The Long Legs of the Silver Rally

US Special Forces put a bullet through Osama bin Laden’s head yesterday. Unwittingly, this elite fighting force may have also thrust a stake through the heart of the silver market.

We will leave it to Wolf Blitzer and other world news commentators to articulate the geopolitical significance of bin Laden’s rendezvous with 40 virgins. Our beat is financial…and in our little corner of the news world, the death of bin Laden seems like a perfect excuse for a long-overdue dollar rally…and silver selloff.

The silver market has been hot…red hot…probably too hot. The dollar, for its part, has been stone cold – sinking lower and lower with almost every trading day. Both assets are fully deserving of their respective price trends. The silver market, in other words, deserves to be soaring against the US dollar. And over the next few years, your California editor would not be surprised to see the silver price top $100…or even $200.

But over the next few weeks, the precious metals are likely to become a bit less precious for a while. Your editor does not raise this caution to suggest that silver be sold. Rather, he raises it to suggest that silver be bought…at lower prices.

To begin this brief analysis of the frothy silver market, please consider one essential fact: the following remarks are no better than guesses. Educated guesses, yes. But guesses all the same. To continue this analysis, please consider a few fascinating data points:

1)    Silver has soared more than 50% so far this year, and 150% during the last 12 months.
2)    The price chart of silver has developed a parabolic trajectory, typical of toppy markets.
3)    Speculative trading activity is dominating many parts of the silver market. For example, recent trading volume in SLV, the $13 billion ETF that represents holdings in silver bullion, has been exceeding the trading volume in SPY, the massive $89 billion ETF that represents the S&P 500 Index. Prior to the recent silver frenzy, SLV would produce only about one quarter the daily trading volume of SPY. But now it is SLV’s trading volume that routinely tops SPY’s!

iShares Silver Trust vs. 5-Day Trading Volume of SPY

4)    Various gauges of investor sentiment are flashing extreme bullish readings for silver. The Elliot Wave’s Daily Sentiment Index shows that 95% of investors are bullish on silver. Likewise, the Market Vane’s Bullish Consensus shows 93% of commodities traders are bullish on silver. When such an overwhelming majority of market participants hold such an overwhelmingly bullish opinion about a given asset, that asset tends to disappoint its fans…at least for a while.

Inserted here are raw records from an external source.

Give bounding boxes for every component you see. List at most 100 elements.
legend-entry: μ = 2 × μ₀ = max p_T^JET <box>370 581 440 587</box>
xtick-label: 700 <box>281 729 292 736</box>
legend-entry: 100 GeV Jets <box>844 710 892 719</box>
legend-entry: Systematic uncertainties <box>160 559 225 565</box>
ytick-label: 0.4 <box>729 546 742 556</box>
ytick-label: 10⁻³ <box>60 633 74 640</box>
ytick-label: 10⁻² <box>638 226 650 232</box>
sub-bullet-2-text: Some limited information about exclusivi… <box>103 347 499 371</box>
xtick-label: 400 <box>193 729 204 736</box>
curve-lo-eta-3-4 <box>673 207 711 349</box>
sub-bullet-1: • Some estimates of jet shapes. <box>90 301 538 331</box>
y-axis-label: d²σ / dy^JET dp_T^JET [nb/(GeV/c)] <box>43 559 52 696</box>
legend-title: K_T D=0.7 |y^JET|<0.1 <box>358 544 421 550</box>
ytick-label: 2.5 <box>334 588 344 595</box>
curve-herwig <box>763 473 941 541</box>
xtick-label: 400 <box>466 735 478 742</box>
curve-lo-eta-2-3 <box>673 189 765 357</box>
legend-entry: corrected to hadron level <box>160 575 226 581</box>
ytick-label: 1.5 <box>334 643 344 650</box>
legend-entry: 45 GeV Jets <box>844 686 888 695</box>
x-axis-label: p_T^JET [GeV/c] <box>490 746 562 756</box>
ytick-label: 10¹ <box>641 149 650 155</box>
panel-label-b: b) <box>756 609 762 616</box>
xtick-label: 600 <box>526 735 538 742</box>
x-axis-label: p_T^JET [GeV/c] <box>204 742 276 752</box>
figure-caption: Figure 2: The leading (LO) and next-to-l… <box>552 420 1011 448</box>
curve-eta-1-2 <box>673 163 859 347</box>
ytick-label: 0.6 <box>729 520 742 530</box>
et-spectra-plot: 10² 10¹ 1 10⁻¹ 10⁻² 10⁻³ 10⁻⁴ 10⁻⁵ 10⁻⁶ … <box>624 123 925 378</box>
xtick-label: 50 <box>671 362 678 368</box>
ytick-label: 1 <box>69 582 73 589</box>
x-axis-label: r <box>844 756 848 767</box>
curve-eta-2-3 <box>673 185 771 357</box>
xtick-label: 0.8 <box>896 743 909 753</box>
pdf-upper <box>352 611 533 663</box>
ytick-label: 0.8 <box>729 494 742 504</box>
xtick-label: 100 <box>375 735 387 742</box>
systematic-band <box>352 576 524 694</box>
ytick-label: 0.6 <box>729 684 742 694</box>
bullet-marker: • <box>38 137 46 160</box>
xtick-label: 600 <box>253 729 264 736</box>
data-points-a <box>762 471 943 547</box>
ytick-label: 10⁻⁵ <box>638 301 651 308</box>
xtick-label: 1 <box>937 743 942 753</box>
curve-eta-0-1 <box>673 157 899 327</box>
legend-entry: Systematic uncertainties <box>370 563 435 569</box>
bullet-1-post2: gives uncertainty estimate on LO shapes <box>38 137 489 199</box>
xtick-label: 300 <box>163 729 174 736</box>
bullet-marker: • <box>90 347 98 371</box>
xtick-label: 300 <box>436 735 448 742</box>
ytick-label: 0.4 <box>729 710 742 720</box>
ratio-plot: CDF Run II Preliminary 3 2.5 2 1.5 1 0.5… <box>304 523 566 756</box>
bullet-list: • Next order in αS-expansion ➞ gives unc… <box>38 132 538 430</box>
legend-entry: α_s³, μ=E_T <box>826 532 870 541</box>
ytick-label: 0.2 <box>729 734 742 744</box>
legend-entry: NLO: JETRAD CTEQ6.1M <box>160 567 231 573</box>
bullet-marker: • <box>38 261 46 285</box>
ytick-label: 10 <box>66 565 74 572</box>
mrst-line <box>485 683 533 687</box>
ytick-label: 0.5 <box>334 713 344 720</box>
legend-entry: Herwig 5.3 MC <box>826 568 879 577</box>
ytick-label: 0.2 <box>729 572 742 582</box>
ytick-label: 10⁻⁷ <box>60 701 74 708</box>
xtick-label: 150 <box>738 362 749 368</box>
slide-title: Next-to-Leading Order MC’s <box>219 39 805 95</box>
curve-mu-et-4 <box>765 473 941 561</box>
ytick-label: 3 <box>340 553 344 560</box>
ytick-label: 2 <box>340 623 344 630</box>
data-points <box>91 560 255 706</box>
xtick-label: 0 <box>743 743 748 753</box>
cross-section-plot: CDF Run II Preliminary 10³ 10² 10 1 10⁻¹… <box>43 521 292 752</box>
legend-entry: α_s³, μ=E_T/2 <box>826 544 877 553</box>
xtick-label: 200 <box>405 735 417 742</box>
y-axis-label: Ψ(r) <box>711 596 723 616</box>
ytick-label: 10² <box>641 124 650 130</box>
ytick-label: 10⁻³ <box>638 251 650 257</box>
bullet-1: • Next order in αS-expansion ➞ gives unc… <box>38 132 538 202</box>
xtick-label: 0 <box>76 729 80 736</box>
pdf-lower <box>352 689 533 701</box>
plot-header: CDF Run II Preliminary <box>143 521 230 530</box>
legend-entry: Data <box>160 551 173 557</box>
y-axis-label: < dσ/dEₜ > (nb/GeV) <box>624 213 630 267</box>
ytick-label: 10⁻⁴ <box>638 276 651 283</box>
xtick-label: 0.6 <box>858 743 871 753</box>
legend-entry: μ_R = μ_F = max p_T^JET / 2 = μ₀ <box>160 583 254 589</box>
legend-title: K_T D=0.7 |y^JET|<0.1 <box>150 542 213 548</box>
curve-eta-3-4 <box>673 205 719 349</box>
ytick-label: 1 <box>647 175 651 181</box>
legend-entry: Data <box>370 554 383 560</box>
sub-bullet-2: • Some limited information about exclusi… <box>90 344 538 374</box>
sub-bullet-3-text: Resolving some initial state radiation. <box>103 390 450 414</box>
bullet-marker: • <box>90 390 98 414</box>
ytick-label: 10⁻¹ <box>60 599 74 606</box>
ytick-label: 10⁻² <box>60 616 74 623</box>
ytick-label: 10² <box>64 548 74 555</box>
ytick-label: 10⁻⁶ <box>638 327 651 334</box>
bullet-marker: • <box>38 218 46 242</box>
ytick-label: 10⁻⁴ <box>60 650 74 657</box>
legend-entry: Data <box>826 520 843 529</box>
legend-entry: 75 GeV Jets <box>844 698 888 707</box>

Taken together, these various signs, indicators and portents say loud and clear that a major correction in the silver market is very likely, very soon. On the other hand, Ben Bernanke’s reckless monetary policy – spearheaded by money-printing escapades that are so moronic only a PhD in economics could possibly devise them – say loud and clear that silver (and gold) are much better long-term bets than the US dollar.

So why bother worrying about short-term risks in the silver market?

Good question. Maybe you shouldn’t…unless you have an interest in converting these short-term risks into a long-term buying opportunity. The silver rally still “has legs,” even if those legs might wobble occasionally.